En conséquence, l'Office du Tourisme du Pays de Pamiers sollicite que notre juridiction :
- confirme la décision déférée dans toutes ses dispositions ;
- subsidiairement, dise et juge que le redressement litigieux fondé sur l'article L 762-1 du Code du travail français doit être annulé, puisque ce texte est contraire au droit européen conformément à la décision de la CJCE du 15 juin 2006 ;
- condamne l'URSSAF de l'Ariège à lui verser la somme de 1.500 € sur la base de l'article 700 du nouveau Code de procédure civile.

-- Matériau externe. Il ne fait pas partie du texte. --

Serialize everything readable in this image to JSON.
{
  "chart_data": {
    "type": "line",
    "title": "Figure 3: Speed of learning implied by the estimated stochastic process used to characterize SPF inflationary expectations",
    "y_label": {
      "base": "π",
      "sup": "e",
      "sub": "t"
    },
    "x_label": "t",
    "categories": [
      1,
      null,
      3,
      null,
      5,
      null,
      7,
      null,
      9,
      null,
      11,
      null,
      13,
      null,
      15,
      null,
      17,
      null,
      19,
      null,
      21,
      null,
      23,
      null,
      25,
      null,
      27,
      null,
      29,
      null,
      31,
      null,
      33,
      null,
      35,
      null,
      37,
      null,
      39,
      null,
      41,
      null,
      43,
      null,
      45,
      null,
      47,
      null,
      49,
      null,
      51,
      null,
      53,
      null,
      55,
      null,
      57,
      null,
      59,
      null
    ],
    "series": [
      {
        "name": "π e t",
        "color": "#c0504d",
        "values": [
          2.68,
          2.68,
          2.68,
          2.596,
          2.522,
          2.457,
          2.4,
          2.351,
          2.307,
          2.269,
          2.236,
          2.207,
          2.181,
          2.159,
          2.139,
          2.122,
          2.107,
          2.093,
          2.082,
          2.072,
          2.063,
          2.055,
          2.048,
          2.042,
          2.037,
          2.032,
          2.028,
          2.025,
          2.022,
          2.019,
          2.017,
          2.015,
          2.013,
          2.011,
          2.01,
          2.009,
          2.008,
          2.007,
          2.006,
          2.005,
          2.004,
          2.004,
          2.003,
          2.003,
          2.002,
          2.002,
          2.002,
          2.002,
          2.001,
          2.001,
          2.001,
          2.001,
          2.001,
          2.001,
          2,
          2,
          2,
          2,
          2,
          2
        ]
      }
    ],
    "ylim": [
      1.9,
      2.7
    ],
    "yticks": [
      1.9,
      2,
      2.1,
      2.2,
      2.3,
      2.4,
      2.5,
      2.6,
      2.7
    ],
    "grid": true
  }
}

MOTIVATION DE LA DÉCISION :
La nullité du contrôle est recherchée sur deux fondements:
- celui tiré du non respect de l'article R 243-59 du Code de la sécurité sociale par I'URSSAF de l'Ariège qui aurait dû mentionner la méthode de calcul de l'assiette du redressement, omission qui n'aurait pas permis à l'OFFICE DU TOURISME DU PAYS DE PAMIERS ET DE LA VALLÉE DE L'ARIÈGE de présenter valablement sa réponse à ces observations,
- celui tiré du laconisme de la mise en demeure qui n'aurait pas permis à l'employeur de connaître l'origine exacte des sommes réclamées.
L'article R 243-59 du Code de la sécurité sociale dispose: "A l'issue du contrôle, les inspecteurs du recouvrement communiquent à l'employeur ou au travailleur indépendant un document daté et signé par eux mentionnant l'objet du contrôle, les documents consultés, la période vérifiée et la date de la fin du contrôle. Ce. document mentionne, s'il y a lieu, les observations faites au cours du contrôle, assorties de l'indication de la nature, du mode de calcul et du montant des redressements envisagés. L'employeur ou le travailleur indépendant dispose d'un délai de trente jours pour faire part à l'organisme de recouvrement de sa réponse à ces observations par lettre recommandée avec accusé de réception.".
La lettre d'observations en date du 7 avril 2003 comporte mention des périodes concernées par le redressement, du montant des rémunérations intégrées, du taux de cotisations appliqué.
Le redressement comporte trois volets, le volet relatif à des rémunérations non soumises à rémunération (1), celui relatif aux artistes du spectacle (2), celui relatif à l'allégement Aubry (3), ce dernier volet n'ayant pas donné lieu à contestation. Les volets 1 et 3 (343€ et 905€ de redressement) comportent mention du nombre de salarié. Ils remplissent, donc, les conditions posées par l'article R 243-59 précité.
Le volet 2, par contre, relatif aux "artistes" (18.064€ de redressement), ne porte pas mention du nombre de salariés et ne cite que les "groupes".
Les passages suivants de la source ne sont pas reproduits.